For months, the sector had been warning that the bottleneck was not in production but in what happens to the gas once it leaves the well. Vaca Muerta produces rich gas — loaded with ethane, propane, butane and natural gasoline — and most of that gas flows unprocessed through pipelines until it reaches the final user, diluted in the methane stream.
The value of the liquids is lost.
Worse still: the concentration of heavier components has a technical tolerance limit in pipelines, and that limit is getting closer as oil production, and the associated gas that comes with it, continue to grow.
With Argentine Economy Minister Luis Caputo present, Transportadora de Gas del Sur chose Argentina Week in New York to announce that it is moving to address that problem with the largest investment in its history. The NGLs Project contemplates a $3 billion investment — a figure that exceeds estimates circulating in the industry in recent months — and an infrastructure chain that will connect the productive heart of Neuquén province with the docks of Bahía Blanca after 45 months of construction.
According to Shale24, the company plans to make the final investment decision within 60 days.
The chain: from Tratayén to the Atlantic
The project is structured in three linked stages. The first intervention will take place at the Tratayén plant, where TGS already operates gas conditioning modules. Two additional modules will be added, bringing the total to four and increasing processing capacity to 43 million standard cubic meters per day — more than 50% above the plant’s current capacity of 28 MMm³/d reached between December 2024 and February 2025.
From Tratayén southward, the project includes the construction of a 573-kilometer, 20-inch pipeline that will cross the provinces of Neuquén Province, Río Negro Province, La Pampa Province and Buenos Aires Province before reaching the General Cerri Complex in Bahía Blanca.
The southern end of the system will be a new fractionation plant with capacity for 2.7 million tons per year of C3+ products — propane, butane and natural gasoline — plus a maritime terminal equipped with dedicated storage tanks for each fraction, optimized for international shipping.
The project will be presented under the RIGI framework — the regime under which the $3 billion investment will be structured — and will be financed through the company’s cash flow and loans from global banks.
“Argentina has not completed a liquids processing project in more than 25 years, and this is the largest in the country’s history. It is a key investment to solve one of the bottlenecks that could limit the development of Vaca Muerta and consolidate the country’s export leap,” said Marcelo Mindlin, president of Pampa Energía and co-controlling shareholder of TGS.
“I have never seen as much interest and enthusiasm for Argentina as we saw during Argentina Week in New York. For that enthusiasm to translate into foreign investment, local business leaders must take the first step and set the example with projects like the one we are announcing today from TGS,” Mindlin said.

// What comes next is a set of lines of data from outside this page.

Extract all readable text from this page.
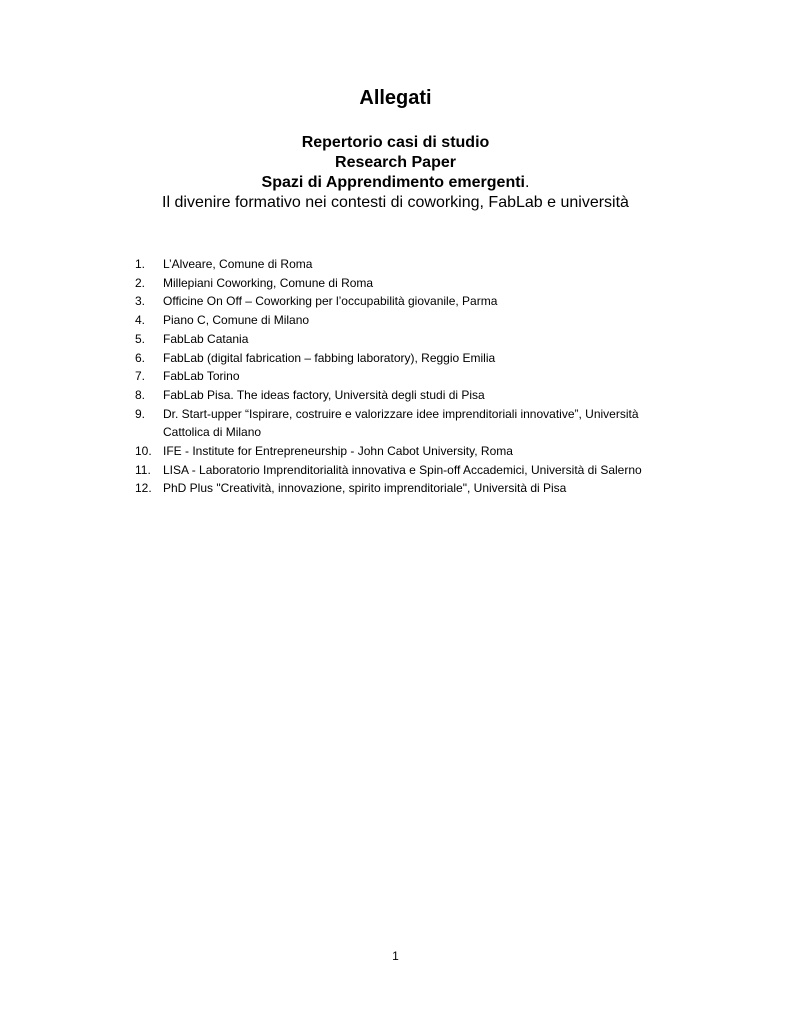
Allegati
Repertorio casi di studio
Research Paper
Spazi di Apprendimento emergenti.
Il divenire formativo nei contesti di coworking, FabLab e università
1.	L’Alveare, Comune di Roma
2.	Millepiani Coworking, Comune di Roma
3.	Officine On Off – Coworking per l’occupabilità giovanile, Parma
4.	Piano C, Comune di Milano
5.	FabLab Catania
6.	FabLab (digital fabrication – fabbing laboratory), Reggio Emilia
7.	FabLab Torino
8.	FabLab Pisa. The ideas factory, Università degli studi di Pisa
9.	Dr. Start-upper “Ispirare, costruire e valorizzare idee imprenditoriali innovative”, Università Cattolica di Milano
10. IFE - Institute for Entrepreneurship - John Cabot University, Roma
11.	LISA - Laboratorio Imprenditorialità innovativa e Spin-off Accademici, Università di Salerno
12. PhD Plus "Creatività, innovazione, spirito imprenditoriale", Università di Pisa
1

Marcelo Sielecki, representing the co-controlling family, framed the announcement in a long-term perspective. “The NGLs Project is a central initiative within our vision. Carrying it out will allow us to consolidate a project of scale, with a positive impact on the trade balance and on the country’s energy and industrial development.”

Why now: one of the key factors
The timing has a precise technical explanation. Associated gas — the gas that inevitably emerges when producing oil in the black-oil and liquids-rich windows of Vaca Muerta — doubled its volume in 2025 and reached a new record in January 2026. With oil production projections of around 1.5 million barrels per day by 2030, associated gas could reach between 40 and 50 MMm³/d. At that level, injecting unprocessed rich gas into the main pipeline system reaches its physical limit.
There is also an economic equation the sector knows well. While gas sells for between $3 and $4 per million BTU, NGLs trade on the international market between $10 and $12. Processing transforms a byproduct into a high-value export product.
CEO Oscar Sardi emphasized the concrete impact of the project. “We are promoting a strategic investment of great relevance for Argentina’s energy development, spanning four provinces with a 45-month execution timeline. Our priority is the socioeconomic impact, as we estimate the creation of 4,000 direct jobs and 15,000 indirect jobs.”
On the export dimension, Sardi was specific: “This investment will generate $1.2 billion in annual exports, consolidating a genuine source of foreign currency.”
TGS said it already has signed agreements with several of the main operators in Vaca Muerta and advanced negotiations with other companies in the sector, indicating that the project does not start from scratch commercially.
The broader framework: part of the Vaca Muerta ecosystem
The TGS announcement is not an isolated development. Within the Vaca Muerta ecosystem, other projects with a similar architecture — a processing plant in the basin, a liquids pipeline and a coastal export terminal — are being developed in parallel, all targeting the same NGL market.
The convergence of initiatives raises a debate already circulating in the industry: whether it makes sense to build several parallel “highways” or to coordinate shared infrastructure that concentrates volumes and reduces the unit cost of transportation.
For now, TGS has decided to move forward with its own development. If timelines are met, construction could begin in the coming months and bring the first products to market around 2029–2030 — just as Vaca Muerta’s associated gas production begins to put stronger pressure on existing takeaway capacity.